When it comes to deal negotiations, the personalities of the executives involved -- not to mention their motivations -- will play a large part in whether a deal gets done and what it will look like.
So far, Yahoo CEO has proved too nimble -- or too foolish, to hear some Yahoo shareholders tell it -- to let himself be wrapped up in a big Ballmer bear hug.
As a co-founder of the company, Yang has as much interest in anyone in seeing Yahoo survive, either intact or in a form that preserves its core businesses. The Yahoo board surely knew this when it brought Yang back to spearhead its efforts to make its search-ad technology as lucrative as Google's.
Yet given that Yahoo is considering using Google's search ad technology to boost revenue, as well as continuing gains by Google for search market share, Yang's effort can only be seen as a failure.
A double failure, in fact, because the talk of a Google-Yahoo search ad partnership was one of the main factors that torpedoed Microsoft's acquisition of Yahoo, according to Ballmer.
To see Vator.tv's previous coverage of the Yahoo-Microsoft talks, click here.
Now, Microsoft has come back to talk to Yahoo again, not about an outright acquisition, but to strike its own ad deal and thereby scuttle Yahoo's possible Google partnership. Given how Yahoo has behaved so far, my guess is Yang would prefer to do such a deal with fellow Silicon Valley firm Google than with the collossus of Redmond.
But the appearance of activist investor Carl Icahn on the field could help tilt the odds in favor of Ballmer succeeding in buying Yahoo after all.

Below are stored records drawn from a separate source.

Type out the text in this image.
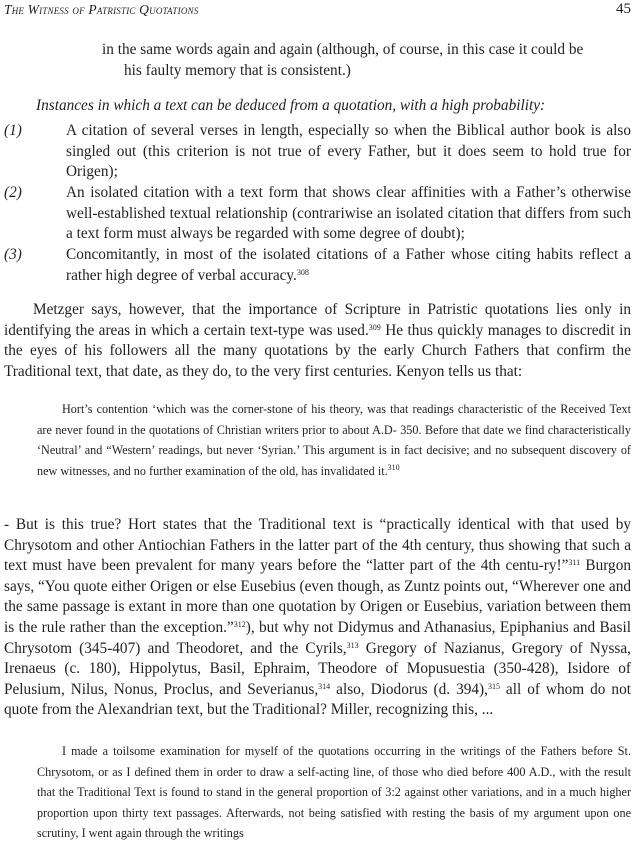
The Witness of Patristic Quotations	45
in the same words again and again (although, of course, in this case it could be
his faulty memory that is consistent.)
Instances in which a text can be deduced from a quotation, with a high probability:
(1)	A citation of several verses in length, especially so when the Biblical author book is also singled out (this criterion is not true of every Father, but it does seem to hold true for Origen);
(2)	An isolated citation with a text form that shows clear affinities with a Father’s otherwise well-established textual relationship (contrariwise an isolated citation that differs from such a text form must always be regarded with some degree of doubt);
(3)	Concomitantly, in most of the isolated citations of a Father whose citing habits reflect a rather high degree of verbal accuracy.$^{308}$

Metzger says, however, that the importance of Scripture in Patristic quotations lies only in identifying the areas in which a certain text-type was used.$^{309}$ He thus quickly manages to discredit in the eyes of his followers all the many quotations by the early Church Fathers that confirm the Traditional text, that date, as they do, to the very first centuries. Kenyon tells us that:

Hort’s contention ‘which was the corner-stone of his theory, was that readings characteristic of the Received Text are never found in the quotations of Christian writers prior to about A.D- 350. Before that date we find characteristically ‘Neutral’ and “Western’ readings, but never ‘Syrian.’ This argument is in fact decisive; and no subsequent discovery of new witnesses, and no further examination of the old, has invalidated it.$^{310}$

- But is this true? Hort states that the Traditional text is “practically identical with that used by Chrysotom and other Antiochian Fathers in the latter part of the 4th century, thus showing that such a text must have been prevalent for many years before the “latter part of the 4th centu-ry!”$^{311}$ Burgon says, “You quote either Origen or else Eusebius (even though, as Zuntz points out, “Wherever one and the same passage is extant in more than one quotation by Origen or Eusebius, variation between them is the rule rather than the exception.”$^{312}$), but why not Didymus and Athanasius, Epiphanius and Basil Chrysotom (345-407) and Theodoret, and the Cyrils,$^{313}$ Gregory of Nazianus, Gregory of Nyssa, Irenaeus (c. 180), Hippolytus, Basil, Ephraim, Theodore of Mopusuestia (350-428), Isidore of Pelusium, Nilus, Nonus, Proclus, and Severianus,$^{314}$ also, Diodorus (d. 394),$^{315}$ all of whom do not quote from the Alexandrian text, but the Traditional? Miller, recognizing this, ...

I made a toilsome examination for myself of the quotations occurring in the writings of the Fathers before St. Chrysotom, or as I defined them in order to draw a self-acting line, of those who died before 400 A.D., with the result that the Traditional Text is found to stand in the general proportion of 3:2 against other variations, and in a much higher proportion upon thirty text passages. Afterwards, not being satisfied with resting the basis of my argument upon one scrutiny, I went again through the writings
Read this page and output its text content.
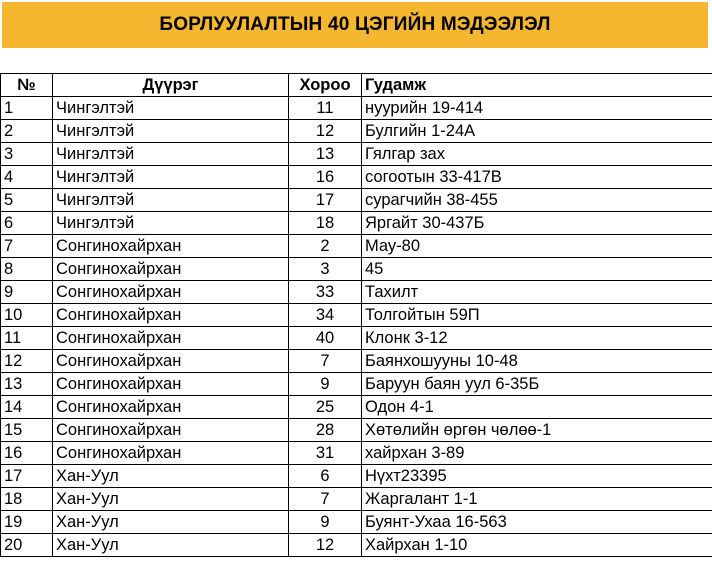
БОРЛУУЛАЛТЫН 40 ЦЭГИЙН МЭДЭЭЛЭЛ
№	Дүүрэг	Хороо	Гудамж
1	Чингэлтэй	11	нуурийн 19-414
2	Чингэлтэй	12	Булгийн 1-24А
3	Чингэлтэй	13	Гялгар зах
4	Чингэлтэй	16	согоотын 33-417В
5	Чингэлтэй	17	сурагчийн 38-455
6	Чингэлтэй	18	Яргайт 30-437Б
7	Сонгинохайрхан	2	Мау-80
8	Сонгинохайрхан	3	45
9	Сонгинохайрхан	33	Тахилт
10	Сонгинохайрхан	34	Толгойтын 59П
11	Сонгинохайрхан	40	Клонк 3-12
12	Сонгинохайрхан	7	Баянхошууны 10-48
13	Сонгинохайрхан	9	Баруун баян уул 6-35Б
14	Сонгинохайрхан	25	Одон 4-1
15	Сонгинохайрхан	28	Хөтөлийн өргөн чөлөө-1
16	Сонгинохайрхан	31	хайрхан 3-89
17	Хан-Уул	6	Нүхт23395
18	Хан-Уул	7	Жаргалант 1-1
19	Хан-Уул	9	Буянт-Ухаа 16-563
20	Хан-Уул	12	Хайрхан 1-10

Icahn's reputation for tenacity, and his success in getting his own partners named to boards of companies in which he's amassed stakes, will embolden other shareholders still feeling jilted when Yang turned down Ballmer's last $43 billion offer.
Any change to the Yahoo board, or even the threat of the turnover of a few seats, could spur some board members to pressure Yang to accept Microsoft's last bid.
Ballmer willingness to bid against Google for the right to sign an ad partnership deal with Yahoo may help Yahoo get better terms for such a deal. At the same time, though, Ballmer's coyness -- he says he's no longer interested in buying all of Yahoo -- combined with Icahn's agitation, may ultimately help Microsoft acquire Yahoo for a price that is less than what Ballmer offered just weeks ago.
As we've written before, Yahoo's days as an independent company are numbered, even if its final demise takes a year or two. But if Ballmer can drive a wedge between Yahoo and Google by offering more favorable terms for a search ad partnership, at the same time Icahn turns up the heat on Yahoo's board regarding an outright sale, Ballmer might be able to get Yang into that bear hug sooner rather than later.